Motta v. Clark, 2016 ABQB 211 (CanLII)
Once in a while, a case comes along provoking some sobering thought. Motta v. Clark is one such case. It raises the issue about the potential liability for personal injury damages arising from the seemingly simple act of inviting a friend over to the house for a social evening.
Ronald Clark invited his good friend Joe Motta over to his house on a Friday evening for a social night in Clark’s “man cave”, his garage. There was a history of Clark entertaining friends in his garage and Motta had been invited to drink beer and socialize on numerous prior occasions. While the evidence showed that both Motta and Clark had consumed a substantial amount of beer both in the time leading up to and during the evening in question, alcohol was found not to factor into what ultimately transpired.
Historically, when Clark entertained friends in his garage, it was his practice and that of his guests to urinate in the backyard when the need was called for. They did not use the bathroom in the house. On this particular night, however, Motta apparently needed to have a bowel movement and asked Clark if he could use the bathroom in the house. Clark was happy to oblige telling Motta to use the upstairs bathroom.
For reasons unimportant to this review, Clark several weeks prior had disabled the motion sensor lighting meant to illuminate the back of the house at night in the vicinity of the outside entrance. The house was in complete darkness with no lights turned on inside or out. Motta was able to find the back door entry to the house. He opened the door, stepped onto the landing inside the door with his left foot and began reaching around in the dark with his right arm for a light switch which he thought was on the wall to the left just inside the entrance. He then brought his right foot through the door expecting to place it on the landing inside the door. Instead, his right foot came down on the first step of the staircase leading to the basement from the left side of the landing inside the back entrance. He tumbled down the staircase suffering significant injuries. At trial, only the question of liability for the injuries remained to be determined by the court.

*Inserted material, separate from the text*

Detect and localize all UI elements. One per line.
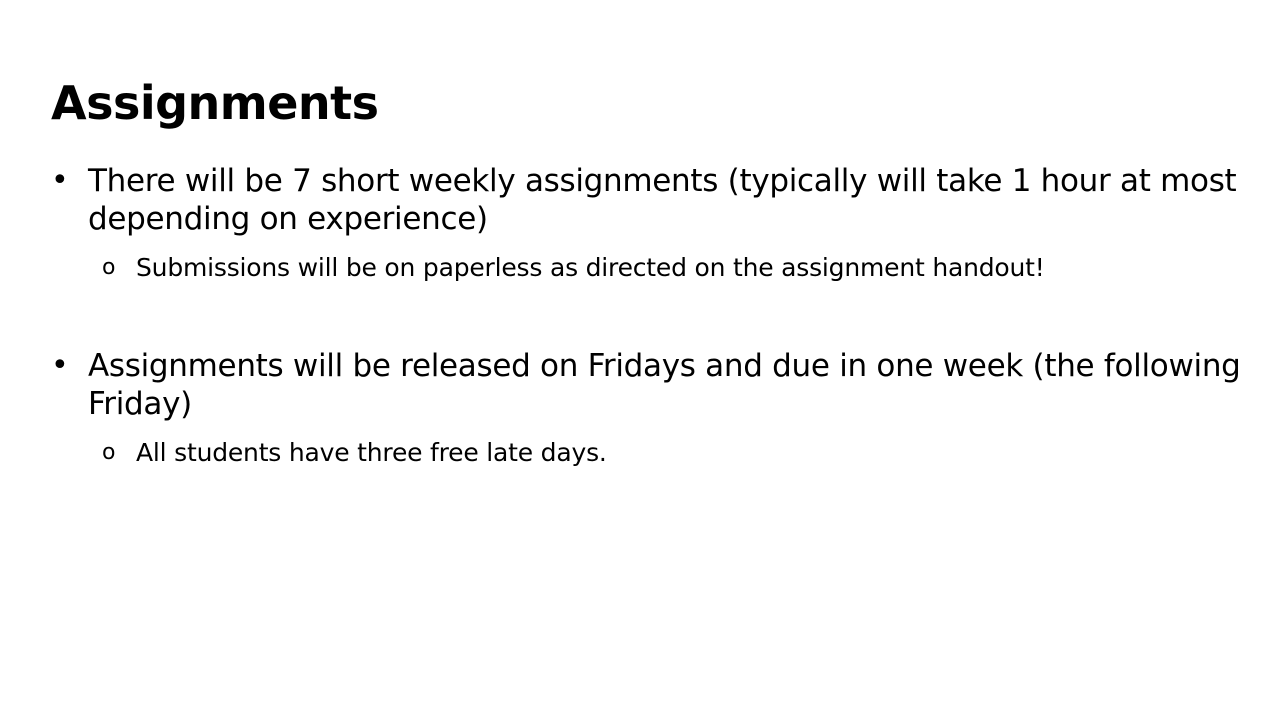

Liability in this case, turned on the Occupiers’ Liability Act of Alberta, a statute very similar to occupiers’ liability legislation in other parts of Canada including Nova Scotia. All versions of occupiers’ liability legislation across Canada impose some variation of the duty on the occupier of a property to “take such care as in all the circumstances of the case is reasonable to see the visitor will be reasonably safe in using the premises for the purposes for which the visitor is invited or permitted by the occupier to be there or is permitted by law to be there.”
The court determined that it was reasonably foreseeable by Clark that a visitor entering the back door of his house in the dark and without any light on in or outside the house might, even if exercising care, risk falling down the basement stairs. That reasonable foreseeability gave rise to a duty of care owed by Clark to Motta to ensure the house was reasonably safe for the purpose for which Clark invited Motta to use it.
The trial judge found that Clark breached his duty of care to Motta. Clark had invited Motta to join him for a social evening in his garage. He permitted Motta to access the Clark residence for the purpose of using the upstairs washroom. Clark knew that the outside lights at the back door of his house had been disabled. He also knew that there were no lights on in the house when he told Motta he could enter the house and use the bathroom. Clark knew that Motta would have to reach out over the stairwell to get the light switch he needed to turn on in order to see where he was going. The first step down the staircase to the basement was virtually on the immediate left as one entered the door from outside. In all of this, Clark was found to have breached his duty to Motta to ensure that the house was reasonably safe under the circumstances to authorize Motta to enter the house and use the washroom.
On the other hand, the court also found that Motta contributed in some measure to the cause of his own injuries. He could have returned to the garage to request Clark’s assistance in finding the lights in the house. He had a lighter and a cell phone that he could have used to provide enough illumination to note the stairs and find the light switch. In the end, the court apportioned liability 2/3rds to Clark and 1/3rd to Motta.
The case reminds us that unintended accidents can happen on our properties whenever we invite people to our homes for social reasons or otherwise. While we all carry house insurance that in many cases will cover these accidents, there may be things we’ve done (e.g., like disabling motion sensor lights designed to illuminate important areas at night)that might possibly void our coverage. Even with insurance protection, it is useful to be reminded from time to time, that when we invite friends over to our homes, we owe them a legal duty to ensure our properties are reasonably safe for their use.